LC–MS/MS measurements

Sample analyses were performed with a Waters Acquity I-Class UPLC system (Waters, Milford, MA, USA) equipped with a BEH C18 column (2.1 × 100 mm, 1.7 μm) coupled to a Xevo TQ-S triple quadrupole mass spectrometer (Waters, Milford, MA, USA). For chromatographic separation, a 5 μL diluted leaf ethanolic extract was injected into the LC–MS/MS system. During analyses, the column was maintained to 40 °C, while the sample was kept at 15 °C. Mobile phase of water (eluent A) and acetonitrile (eluent B) were contained 0.1% formic acid. For elution of injected sample, the percentage of eluent A was 95% for 0.5 min. Followed that, eluent B was linearly raised to 7% over 1.00 min, yet maintained 10% for 1.0–2.0 min. Eluent B was increased to 60% over 11.5 min, followed by a hold time of 0.5 min. Then, eluent B was increased to 95% over 0.5 min, and column was stabilized to reach initial conditions (5% B) for 0.5 min. Chromatographic run time was 15 min, and the mobile phase flow rate was maintained to 0.4 mL min−1. The equipment was operated in single ion reaction (SIR) and MS2 modes using electrospray ionization (ESI) in positive and negative ion modes. All experimental parameters included: capillary voltage: 3.50 kV; source temperature: 150 °C; desolvation temperature: 400 °C, desolvation gas flow: 800 Lh−1; cone gas flow: 150 Lh−1. Cone voltage and collision energy were manually optimized for individual metabolites. Data collection and processing were performed in MassLynx v.4.1 software.

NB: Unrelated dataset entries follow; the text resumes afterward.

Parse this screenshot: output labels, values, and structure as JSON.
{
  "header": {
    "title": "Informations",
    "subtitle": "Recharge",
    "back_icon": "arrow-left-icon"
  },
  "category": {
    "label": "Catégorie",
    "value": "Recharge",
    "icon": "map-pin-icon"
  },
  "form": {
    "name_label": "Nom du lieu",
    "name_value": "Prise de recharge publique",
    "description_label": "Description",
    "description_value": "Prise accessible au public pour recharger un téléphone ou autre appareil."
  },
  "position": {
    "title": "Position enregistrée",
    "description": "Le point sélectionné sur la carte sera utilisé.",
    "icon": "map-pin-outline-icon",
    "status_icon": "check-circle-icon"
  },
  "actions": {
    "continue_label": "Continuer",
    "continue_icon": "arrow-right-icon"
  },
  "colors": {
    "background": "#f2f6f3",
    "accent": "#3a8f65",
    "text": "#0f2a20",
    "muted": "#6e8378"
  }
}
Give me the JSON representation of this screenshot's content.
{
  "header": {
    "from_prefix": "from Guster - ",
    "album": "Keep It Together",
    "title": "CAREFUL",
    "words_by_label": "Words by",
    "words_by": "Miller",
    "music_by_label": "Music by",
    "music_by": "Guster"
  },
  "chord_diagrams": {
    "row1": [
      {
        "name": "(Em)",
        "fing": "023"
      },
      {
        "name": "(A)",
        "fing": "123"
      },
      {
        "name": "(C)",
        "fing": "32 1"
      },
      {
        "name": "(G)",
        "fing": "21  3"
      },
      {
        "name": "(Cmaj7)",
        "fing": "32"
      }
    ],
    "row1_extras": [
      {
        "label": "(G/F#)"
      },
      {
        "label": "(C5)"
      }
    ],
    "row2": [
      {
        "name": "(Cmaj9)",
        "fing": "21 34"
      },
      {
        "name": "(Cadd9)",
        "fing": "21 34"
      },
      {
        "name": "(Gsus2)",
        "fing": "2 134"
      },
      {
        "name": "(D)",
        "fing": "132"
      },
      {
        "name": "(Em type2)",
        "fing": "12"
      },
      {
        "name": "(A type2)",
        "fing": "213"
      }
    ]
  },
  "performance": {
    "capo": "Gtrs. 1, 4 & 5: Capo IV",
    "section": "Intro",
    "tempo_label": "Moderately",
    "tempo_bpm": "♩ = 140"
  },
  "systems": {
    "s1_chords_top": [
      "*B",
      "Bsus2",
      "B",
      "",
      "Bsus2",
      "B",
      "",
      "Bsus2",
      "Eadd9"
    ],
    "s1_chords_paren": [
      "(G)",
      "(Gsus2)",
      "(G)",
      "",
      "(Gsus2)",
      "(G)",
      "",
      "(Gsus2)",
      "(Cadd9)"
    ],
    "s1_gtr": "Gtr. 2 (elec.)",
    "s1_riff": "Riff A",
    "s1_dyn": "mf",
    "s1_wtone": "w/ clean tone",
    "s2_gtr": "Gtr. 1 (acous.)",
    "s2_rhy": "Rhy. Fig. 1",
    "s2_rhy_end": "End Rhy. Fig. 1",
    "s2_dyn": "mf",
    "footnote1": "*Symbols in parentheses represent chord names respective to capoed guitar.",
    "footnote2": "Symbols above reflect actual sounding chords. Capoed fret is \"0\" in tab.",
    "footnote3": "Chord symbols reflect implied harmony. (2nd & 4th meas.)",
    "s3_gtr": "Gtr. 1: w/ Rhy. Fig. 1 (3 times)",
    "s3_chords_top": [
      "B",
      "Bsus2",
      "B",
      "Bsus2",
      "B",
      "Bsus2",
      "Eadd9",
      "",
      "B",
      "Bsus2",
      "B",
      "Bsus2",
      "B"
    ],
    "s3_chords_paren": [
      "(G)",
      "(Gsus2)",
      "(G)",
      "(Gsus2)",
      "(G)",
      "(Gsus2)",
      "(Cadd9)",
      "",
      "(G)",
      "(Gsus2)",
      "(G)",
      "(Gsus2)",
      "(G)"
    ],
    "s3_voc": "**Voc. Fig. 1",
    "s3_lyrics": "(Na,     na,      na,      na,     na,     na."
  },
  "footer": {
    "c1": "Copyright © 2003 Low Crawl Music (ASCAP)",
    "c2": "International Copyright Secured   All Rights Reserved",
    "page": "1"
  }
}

Principal component analysis (PCA)

The entire 1H HR-MAS NMR dataset for C. gongonha was recorded in triplicate (n = 3) from different parts within the same plant, according to our previous studies3,17. Spectral baselines and phases were manually corrected, and the chemical shifts were referenced (TMS signal at δH 0.00) in TopSpin v. 3.6.3 software package (Bruker BioSpin). The data was preprocessed in the analysis of mixture (AMIX) v. 3.9.12 software package (Bruker BioSpin). Considering the frequency range of δH 0.56–8.15, several regions without signals (< δ 0.55 and > δH 8.16), residual water (δH 4.90–5.05), and methanol (δH 3.29–3.32) were excluded. Then the NMR dataset was binned into a table, using a bin size of δH 0.03. At this stage, the generated bucket table of 27 (samples in rows) × 264 (chemical shifts as columns) was transferred into a readable “.txt format”, and submitted to MetaboAnalyst v.5.0, a web-based software (https://www.metaboanalyst.ca/) platform for PCA analysis42,43. It was applied a Pareto scaling into the bucket table before the final analysis. All responsible metabolites for score groups were discriminated by means of precise variables in the loadings plot in the PCA model.